Was Ozu’s conception of the society at large as broad and clear as Flaubert’s idea of an orchestra with a single conductor? The director’s work, I think, speaks volumes about the elaborate terms in which he thought about his world. I’d go a step further – not only was Ozu’s conception clear, but also a lot more orderly. Ozu’s films are punctuated with frames that could be standalone ambassadors of elliptical storytelling. One is forced to consider whether they exist only to serve the singular objective of drawing the viewer – in whose memories his famous pillow shots are now etched for life – back to the film at a later date; an effect that Flaubert’s poetic passages have had on many, including myself. So natural do Ozu’s colour compositions look on screen that they often seem rather coincidental, given the geographical journeys that his characters take. They effortlessly blend into the Japan that probably did not – and does not – exist but within the borders of his 50mm lens. His films are imbued with an order that is imposing, structured, even geometrical; replete with characters envisaged as mere extensions of their immediate surroundings.

“Perfection”, to me, is too adulterated a term; which is why I choose to characterize the two storytellers as forever chasing a certain ideal of order in their works. Flaubert’s letters to his girlfriend Louise Colet tell us a great deal about his almost-delirious obsession with order. “I began my novel last night,” he says in a letter to Louise in September 1851 after beginning Madame Bovary, “I now foresee difficulties of style, and they terrify me (…)” only to add, a month later: “I suffer from stylistic abscesses; and sentences keep itching without coming to a head.” In a letter to Colet in June of 1853, Flaubert further articulates his internal struggle to render his novel orderly: “It is so easy to chatter about the Beautiful. But it takes more genius to say, in proper style: Close the door or He wanted to sleep.” In Ozu’s case, the photographs of his sets for Late Autumn (1960) and An Autumn Afternoon (1962) at the National Film Center in Tokyo are testaments to the director’s fastidious approach to his craft. Ozu’s almost ritualistic obsession with order was revealed in all its glory on his customary “set decoration days” before his shoots; when he would obsess over the colour compositions of his frame for hours on end, over the placement of props within the frame, and paint characters on signboards himself if he felt the need.    

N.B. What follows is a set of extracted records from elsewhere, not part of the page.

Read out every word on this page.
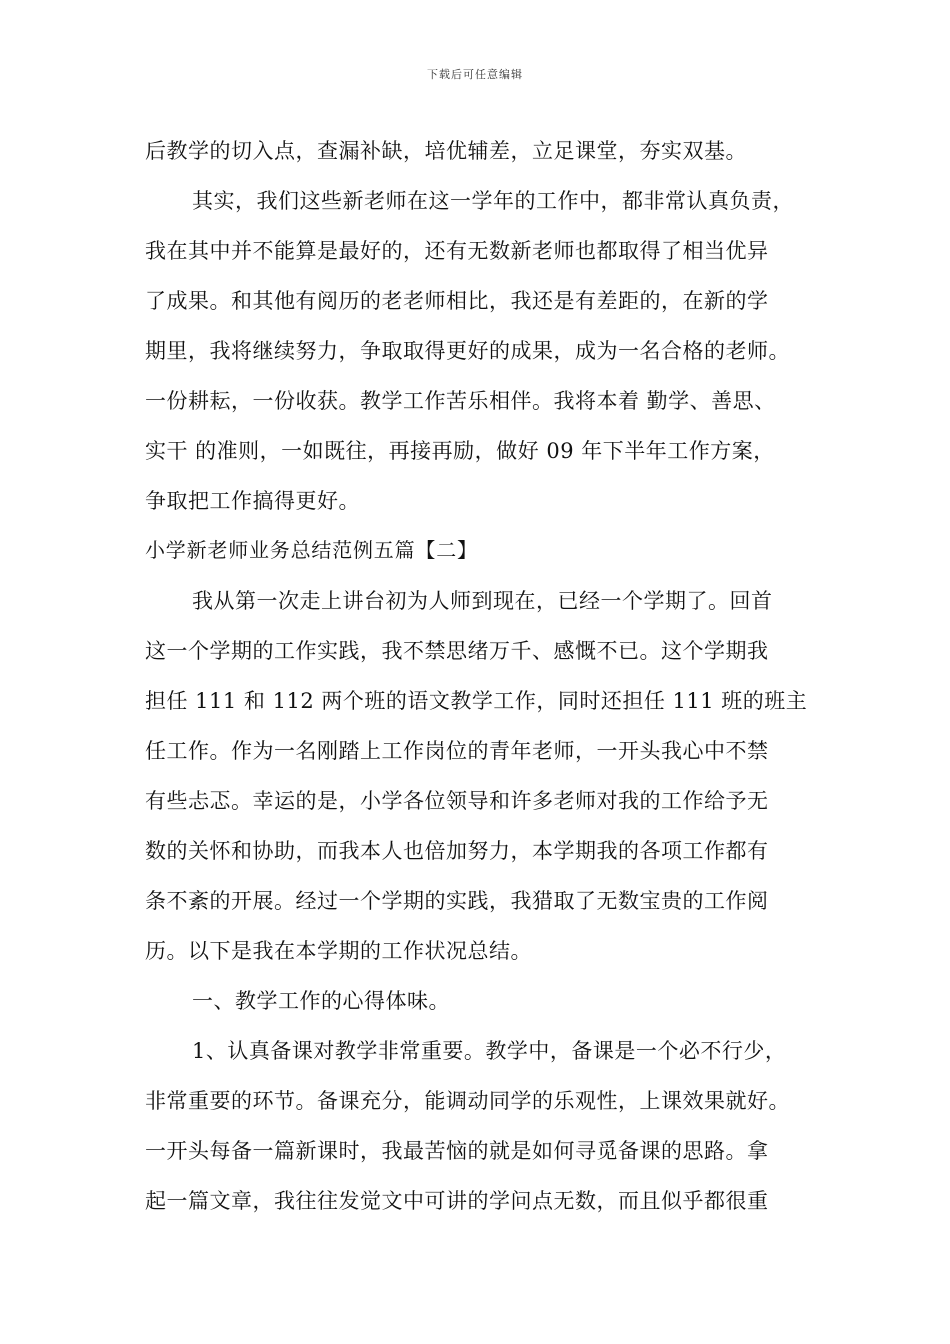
下载后可任意编辑
后教学的切入点，查漏补缺，培优辅差，立足课堂，夯实双基。
其实，我们这些新老师在这一学年的工作中，都非常认真负责，
我在其中并不能算是最好的，还有无数新老师也都取得了相当优异
了成果。和其他有阅历的老老师相比，我还是有差距的，在新的学
期里，我将继续努力，争取取得更好的成果，成为一名合格的老师。
一份耕耘，一份收获。教学工作苦乐相伴。我将本着 勤学、善思、
实干 的准则，一如既往，再接再励，做好 09 年下半年工作方案，
争取把工作搞得更好。
小学新老师业务总结范例五篇【二】
我从第一次走上讲台初为人师到现在，已经一个学期了。回首
这一个学期的工作实践，我不禁思绪万千、感慨不已。这个学期我
担任 111 和 112 两个班的语文教学工作，同时还担任 111 班的班主
任工作。作为一名刚踏上工作岗位的青年老师，一开头我心中不禁
有些忐忑。幸运的是，小学各位领导和许多老师对我的工作给予无
数的关怀和协助，而我本人也倍加努力，本学期我的各项工作都有
条不紊的开展。经过一个学期的实践，我猎取了无数宝贵的工作阅
历。以下是我在本学期的工作状况总结。
一、教学工作的心得体味。
1、认真备课对教学非常重要。教学中，备课是一个必不行少，
非常重要的环节。备课充分，能调动同学的乐观性，上课效果就好。
一开头每备一篇新课时，我最苦恼的就是如何寻觅备课的思路。拿
起一篇文章，我往往发觉文中可讲的学问点无数，而且似乎都很重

The Ozu-Flaubert lens probably expedites the germination of an acceptance that all of us develop as we age – the acceptance of the breadth of our societies. It contextualizes contradictions; and makes us more accepting of the breadth of individuals. Before you realise it, the Ozu-Flaubert lens turns you into a melancholic Ozu or Flaubert character; to whom those viral tweets comparing two contradictory opinions of a celebrity are not as appealing anymore; whose conception of the other begins with the self as the point of departure, and in whose eyes, there is an inherent order – and, dare I say, Beauty – to be found in the most chaotic of societies.